March 15, 2010 6:12 by Liz Peek
Shafik Gabr is on a mission. Gabr, chairman of the ARTOC Group for Investment and Development, wants to improve relations between East and West by educating Americans about the Arab world.
He is offended that too many Americans lump all Muslim countries together, not distinguishing between those that support diplomatic relations with Israel and women’s rights and those that don’t.
Gabr has gone to great effort to broaden the United States’ Muslim world-view, most recently co-sponsoring the Arab Global Forum in Washington six months after President Obama’s address in Cairo.
The investment is not entirely altruistic. In his opening remarks at the December conference, Gabr said that the cost of the ongoing conflict in the Middle East since the 1993 Oslo agreement was $13 trillion in foregone growth and direct costs – a staggering penalty to pay for diplomatic failure, and indicative of the wasted opportunities for Arab commerce.

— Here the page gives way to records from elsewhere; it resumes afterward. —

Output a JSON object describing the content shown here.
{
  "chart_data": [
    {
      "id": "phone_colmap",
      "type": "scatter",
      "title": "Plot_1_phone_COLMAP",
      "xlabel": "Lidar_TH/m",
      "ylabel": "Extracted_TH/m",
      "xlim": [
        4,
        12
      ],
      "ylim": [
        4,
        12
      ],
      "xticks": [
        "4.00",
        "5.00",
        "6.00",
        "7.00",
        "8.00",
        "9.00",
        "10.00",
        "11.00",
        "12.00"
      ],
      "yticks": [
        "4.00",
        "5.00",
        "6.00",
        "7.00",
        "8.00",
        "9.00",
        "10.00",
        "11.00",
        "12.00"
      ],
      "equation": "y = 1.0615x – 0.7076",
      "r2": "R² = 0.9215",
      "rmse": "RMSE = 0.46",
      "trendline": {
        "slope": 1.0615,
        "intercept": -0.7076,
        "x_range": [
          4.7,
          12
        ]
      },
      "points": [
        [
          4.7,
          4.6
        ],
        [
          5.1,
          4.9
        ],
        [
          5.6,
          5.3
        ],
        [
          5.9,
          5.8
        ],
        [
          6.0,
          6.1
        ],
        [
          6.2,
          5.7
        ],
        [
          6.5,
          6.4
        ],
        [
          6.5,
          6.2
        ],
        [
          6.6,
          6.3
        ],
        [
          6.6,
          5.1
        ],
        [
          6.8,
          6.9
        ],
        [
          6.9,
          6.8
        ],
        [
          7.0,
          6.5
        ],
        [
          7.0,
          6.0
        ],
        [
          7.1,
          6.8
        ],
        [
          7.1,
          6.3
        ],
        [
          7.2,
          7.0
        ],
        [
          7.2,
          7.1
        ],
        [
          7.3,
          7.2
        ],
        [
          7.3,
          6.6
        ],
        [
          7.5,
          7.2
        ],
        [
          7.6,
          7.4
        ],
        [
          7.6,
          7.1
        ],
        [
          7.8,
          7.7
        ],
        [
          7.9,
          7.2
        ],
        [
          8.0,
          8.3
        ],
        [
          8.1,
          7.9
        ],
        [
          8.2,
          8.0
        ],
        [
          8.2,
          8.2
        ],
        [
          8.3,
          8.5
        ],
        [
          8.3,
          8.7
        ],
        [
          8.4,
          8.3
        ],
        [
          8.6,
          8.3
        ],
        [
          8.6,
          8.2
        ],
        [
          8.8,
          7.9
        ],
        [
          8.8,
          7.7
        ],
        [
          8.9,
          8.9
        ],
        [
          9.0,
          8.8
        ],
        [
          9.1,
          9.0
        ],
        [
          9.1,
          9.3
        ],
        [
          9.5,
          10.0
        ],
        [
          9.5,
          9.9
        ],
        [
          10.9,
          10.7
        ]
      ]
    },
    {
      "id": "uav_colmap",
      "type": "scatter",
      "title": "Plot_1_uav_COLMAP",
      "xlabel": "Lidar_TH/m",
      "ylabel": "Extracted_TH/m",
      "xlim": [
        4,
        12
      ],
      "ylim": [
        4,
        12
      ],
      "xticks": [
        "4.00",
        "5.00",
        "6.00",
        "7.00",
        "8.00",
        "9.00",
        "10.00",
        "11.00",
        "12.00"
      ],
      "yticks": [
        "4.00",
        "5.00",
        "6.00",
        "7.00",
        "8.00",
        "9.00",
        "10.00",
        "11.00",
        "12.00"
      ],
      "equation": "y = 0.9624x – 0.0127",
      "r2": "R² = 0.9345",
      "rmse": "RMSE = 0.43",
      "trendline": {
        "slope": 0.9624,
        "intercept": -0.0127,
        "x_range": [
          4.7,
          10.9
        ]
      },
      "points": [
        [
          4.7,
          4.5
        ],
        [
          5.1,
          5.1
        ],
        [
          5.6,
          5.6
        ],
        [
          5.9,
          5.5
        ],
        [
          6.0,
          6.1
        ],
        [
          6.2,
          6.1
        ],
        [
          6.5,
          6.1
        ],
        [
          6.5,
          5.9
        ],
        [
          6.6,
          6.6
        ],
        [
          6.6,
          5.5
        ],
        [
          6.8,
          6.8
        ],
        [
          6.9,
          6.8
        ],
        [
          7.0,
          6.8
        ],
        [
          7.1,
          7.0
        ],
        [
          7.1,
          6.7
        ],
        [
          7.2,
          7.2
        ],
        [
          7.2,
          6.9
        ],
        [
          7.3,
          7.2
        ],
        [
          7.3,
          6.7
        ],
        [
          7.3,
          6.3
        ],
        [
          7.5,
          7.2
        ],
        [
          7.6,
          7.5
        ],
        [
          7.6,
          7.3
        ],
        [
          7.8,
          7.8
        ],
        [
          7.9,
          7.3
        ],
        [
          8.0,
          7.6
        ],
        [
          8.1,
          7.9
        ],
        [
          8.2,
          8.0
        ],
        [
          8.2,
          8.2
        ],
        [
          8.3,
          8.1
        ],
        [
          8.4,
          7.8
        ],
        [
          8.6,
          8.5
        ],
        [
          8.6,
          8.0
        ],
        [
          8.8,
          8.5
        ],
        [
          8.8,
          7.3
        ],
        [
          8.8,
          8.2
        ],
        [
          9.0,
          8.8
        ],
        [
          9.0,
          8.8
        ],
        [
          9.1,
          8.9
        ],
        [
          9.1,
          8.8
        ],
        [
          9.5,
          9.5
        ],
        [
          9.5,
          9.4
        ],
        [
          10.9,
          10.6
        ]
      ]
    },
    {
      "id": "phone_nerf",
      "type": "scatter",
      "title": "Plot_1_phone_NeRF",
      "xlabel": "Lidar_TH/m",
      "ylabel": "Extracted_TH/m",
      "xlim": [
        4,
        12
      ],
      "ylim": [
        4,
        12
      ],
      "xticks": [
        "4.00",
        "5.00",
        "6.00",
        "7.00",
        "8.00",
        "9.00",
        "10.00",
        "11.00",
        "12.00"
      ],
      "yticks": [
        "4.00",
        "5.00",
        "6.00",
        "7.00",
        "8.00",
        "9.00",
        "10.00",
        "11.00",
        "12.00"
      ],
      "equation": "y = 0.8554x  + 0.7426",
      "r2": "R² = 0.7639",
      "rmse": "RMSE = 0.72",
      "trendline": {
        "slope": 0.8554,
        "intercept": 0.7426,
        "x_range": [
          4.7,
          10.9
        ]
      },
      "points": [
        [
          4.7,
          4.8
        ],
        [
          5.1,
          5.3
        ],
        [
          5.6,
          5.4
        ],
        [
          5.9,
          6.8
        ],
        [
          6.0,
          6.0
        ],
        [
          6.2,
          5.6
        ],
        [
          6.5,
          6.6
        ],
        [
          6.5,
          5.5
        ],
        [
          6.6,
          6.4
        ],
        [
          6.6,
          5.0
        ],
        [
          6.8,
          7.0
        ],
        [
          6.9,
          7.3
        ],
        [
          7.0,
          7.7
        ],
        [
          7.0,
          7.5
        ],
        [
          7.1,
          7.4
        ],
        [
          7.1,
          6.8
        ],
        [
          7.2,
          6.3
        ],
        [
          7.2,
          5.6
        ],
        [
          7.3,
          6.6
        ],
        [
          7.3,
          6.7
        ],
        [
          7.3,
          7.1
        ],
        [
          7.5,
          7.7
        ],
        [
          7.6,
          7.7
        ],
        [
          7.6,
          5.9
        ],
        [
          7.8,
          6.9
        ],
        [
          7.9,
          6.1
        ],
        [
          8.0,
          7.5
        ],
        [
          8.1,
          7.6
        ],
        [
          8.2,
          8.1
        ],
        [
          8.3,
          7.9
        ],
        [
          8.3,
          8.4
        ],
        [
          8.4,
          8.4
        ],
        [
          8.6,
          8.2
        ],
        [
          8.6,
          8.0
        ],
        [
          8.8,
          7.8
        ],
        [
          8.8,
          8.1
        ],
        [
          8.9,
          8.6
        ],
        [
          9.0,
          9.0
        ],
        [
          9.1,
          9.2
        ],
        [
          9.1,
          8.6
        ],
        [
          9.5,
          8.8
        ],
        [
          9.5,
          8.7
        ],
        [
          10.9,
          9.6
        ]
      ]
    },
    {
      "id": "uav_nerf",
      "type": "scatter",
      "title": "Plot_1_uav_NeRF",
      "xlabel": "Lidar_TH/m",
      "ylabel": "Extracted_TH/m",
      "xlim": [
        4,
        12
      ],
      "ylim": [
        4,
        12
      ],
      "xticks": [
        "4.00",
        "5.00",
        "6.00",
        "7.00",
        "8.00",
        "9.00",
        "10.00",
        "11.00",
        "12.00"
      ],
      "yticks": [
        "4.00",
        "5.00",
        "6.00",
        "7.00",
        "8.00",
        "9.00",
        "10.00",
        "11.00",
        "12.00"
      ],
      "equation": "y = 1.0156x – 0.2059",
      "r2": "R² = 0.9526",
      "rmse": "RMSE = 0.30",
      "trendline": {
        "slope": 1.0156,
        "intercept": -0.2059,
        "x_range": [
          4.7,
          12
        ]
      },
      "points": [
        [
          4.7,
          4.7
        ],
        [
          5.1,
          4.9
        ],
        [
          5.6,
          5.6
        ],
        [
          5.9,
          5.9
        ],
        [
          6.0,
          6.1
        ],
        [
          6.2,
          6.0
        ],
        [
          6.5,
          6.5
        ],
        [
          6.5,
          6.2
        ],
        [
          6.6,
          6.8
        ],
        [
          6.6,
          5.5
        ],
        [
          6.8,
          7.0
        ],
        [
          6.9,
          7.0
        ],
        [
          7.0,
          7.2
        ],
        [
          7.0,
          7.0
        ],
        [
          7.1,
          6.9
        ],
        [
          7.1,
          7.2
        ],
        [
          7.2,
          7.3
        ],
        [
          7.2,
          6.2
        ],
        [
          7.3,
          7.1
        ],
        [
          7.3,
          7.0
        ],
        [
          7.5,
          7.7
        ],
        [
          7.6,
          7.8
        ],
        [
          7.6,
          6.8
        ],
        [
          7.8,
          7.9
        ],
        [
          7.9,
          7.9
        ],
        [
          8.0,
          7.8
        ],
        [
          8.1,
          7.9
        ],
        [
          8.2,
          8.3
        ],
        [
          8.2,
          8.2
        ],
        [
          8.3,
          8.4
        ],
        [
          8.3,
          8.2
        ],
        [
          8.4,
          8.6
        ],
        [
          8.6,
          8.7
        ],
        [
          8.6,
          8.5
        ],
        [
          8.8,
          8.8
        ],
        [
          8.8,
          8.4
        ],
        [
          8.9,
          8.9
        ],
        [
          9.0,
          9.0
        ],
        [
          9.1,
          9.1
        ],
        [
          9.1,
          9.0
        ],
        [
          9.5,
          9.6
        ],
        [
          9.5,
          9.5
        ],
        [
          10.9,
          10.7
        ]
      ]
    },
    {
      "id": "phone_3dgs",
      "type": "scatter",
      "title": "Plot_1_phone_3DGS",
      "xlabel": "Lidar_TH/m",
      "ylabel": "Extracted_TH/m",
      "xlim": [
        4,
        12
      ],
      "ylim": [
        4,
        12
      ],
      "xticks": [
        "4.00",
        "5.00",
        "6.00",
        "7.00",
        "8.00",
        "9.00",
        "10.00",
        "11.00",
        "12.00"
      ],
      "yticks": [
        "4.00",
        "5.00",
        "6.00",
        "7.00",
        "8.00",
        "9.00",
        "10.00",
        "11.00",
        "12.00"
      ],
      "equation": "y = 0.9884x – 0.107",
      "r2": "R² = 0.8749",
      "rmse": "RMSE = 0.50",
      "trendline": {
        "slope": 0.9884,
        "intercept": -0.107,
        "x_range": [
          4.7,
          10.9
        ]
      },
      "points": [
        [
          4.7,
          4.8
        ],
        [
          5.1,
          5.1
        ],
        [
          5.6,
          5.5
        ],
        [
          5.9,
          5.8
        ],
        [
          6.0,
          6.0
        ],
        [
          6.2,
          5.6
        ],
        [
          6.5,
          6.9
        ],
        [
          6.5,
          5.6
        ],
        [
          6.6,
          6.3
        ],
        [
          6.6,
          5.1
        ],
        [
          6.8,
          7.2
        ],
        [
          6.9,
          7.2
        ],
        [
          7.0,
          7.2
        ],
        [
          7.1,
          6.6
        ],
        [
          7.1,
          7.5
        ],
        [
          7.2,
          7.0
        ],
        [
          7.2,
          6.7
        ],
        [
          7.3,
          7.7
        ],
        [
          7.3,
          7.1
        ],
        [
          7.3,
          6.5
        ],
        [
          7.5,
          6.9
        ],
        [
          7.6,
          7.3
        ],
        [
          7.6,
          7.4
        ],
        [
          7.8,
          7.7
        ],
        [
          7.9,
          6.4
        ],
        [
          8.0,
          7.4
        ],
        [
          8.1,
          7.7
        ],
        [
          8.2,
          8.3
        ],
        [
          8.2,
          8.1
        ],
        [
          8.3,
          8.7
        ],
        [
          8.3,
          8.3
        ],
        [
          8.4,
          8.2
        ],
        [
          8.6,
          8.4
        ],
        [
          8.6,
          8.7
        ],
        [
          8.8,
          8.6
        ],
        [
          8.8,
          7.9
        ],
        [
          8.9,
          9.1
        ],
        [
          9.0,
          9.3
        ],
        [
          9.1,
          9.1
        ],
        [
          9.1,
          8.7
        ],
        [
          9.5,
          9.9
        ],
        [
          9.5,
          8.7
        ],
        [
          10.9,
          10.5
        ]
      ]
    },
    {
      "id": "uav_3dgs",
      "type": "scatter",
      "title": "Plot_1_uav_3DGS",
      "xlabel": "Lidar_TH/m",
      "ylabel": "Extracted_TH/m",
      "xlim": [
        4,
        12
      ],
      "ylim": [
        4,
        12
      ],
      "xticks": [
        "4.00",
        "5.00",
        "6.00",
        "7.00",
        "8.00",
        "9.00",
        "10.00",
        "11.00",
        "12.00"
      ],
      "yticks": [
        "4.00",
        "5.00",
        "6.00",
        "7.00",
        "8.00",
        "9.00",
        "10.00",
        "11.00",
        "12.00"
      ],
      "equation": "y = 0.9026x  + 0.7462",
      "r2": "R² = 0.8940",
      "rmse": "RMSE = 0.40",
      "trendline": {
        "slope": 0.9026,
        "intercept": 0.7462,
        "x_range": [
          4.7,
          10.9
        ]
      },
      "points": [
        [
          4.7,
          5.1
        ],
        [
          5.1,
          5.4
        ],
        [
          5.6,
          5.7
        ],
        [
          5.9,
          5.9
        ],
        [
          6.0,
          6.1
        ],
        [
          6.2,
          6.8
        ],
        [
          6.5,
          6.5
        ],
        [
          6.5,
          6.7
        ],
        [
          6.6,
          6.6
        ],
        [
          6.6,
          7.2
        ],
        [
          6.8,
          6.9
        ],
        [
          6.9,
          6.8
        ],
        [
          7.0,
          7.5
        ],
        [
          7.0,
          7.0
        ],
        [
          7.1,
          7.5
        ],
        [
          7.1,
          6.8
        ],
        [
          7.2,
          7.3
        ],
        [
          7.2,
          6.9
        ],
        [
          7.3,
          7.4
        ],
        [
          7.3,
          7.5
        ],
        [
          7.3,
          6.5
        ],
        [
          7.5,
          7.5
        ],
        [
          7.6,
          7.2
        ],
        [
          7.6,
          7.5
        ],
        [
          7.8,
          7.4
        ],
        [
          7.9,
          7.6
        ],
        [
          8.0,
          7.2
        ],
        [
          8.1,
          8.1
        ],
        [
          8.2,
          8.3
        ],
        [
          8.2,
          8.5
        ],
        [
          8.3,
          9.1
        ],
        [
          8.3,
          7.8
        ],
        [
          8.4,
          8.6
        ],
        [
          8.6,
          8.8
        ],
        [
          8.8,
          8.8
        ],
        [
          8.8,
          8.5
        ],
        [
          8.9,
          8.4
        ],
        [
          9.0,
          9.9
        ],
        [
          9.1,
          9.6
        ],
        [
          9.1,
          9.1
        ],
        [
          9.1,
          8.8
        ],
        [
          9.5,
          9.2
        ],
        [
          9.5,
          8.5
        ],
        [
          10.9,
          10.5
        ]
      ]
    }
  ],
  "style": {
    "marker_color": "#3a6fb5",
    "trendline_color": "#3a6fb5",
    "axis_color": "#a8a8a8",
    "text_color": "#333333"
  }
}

The purpose of the inaugural meeting of business and political leaders from East and West was to develop “actionable initiatives” that could improve ties between the U.S. and the Arab world. It grew out of frustration that Obama’s speech to the Muslim community had opened the door, but that there had been scant progress in the intervening six months.
Claude Smadja, head of the eponymous consulting company that co-hosted the Forum, said in his opening remarks: “We don’t want Obama’s speech to be lost into the sand.” That 28 would-be participants – high level Arab political and business leaders – could not obtain visas to attend the forum said it all.
There was, indeed, a sense of letdown from the euphoric expectations created by Obama’s Cairo address. Georgetown University’s Michael Hudson declared the “magic” gone, and said the Arab press was decidedly souring. The decision to send more U.S. soldiers to Afghanistan was a blow to Arab optimism, as was the administration’s backtracking on increasing Israeli settlements.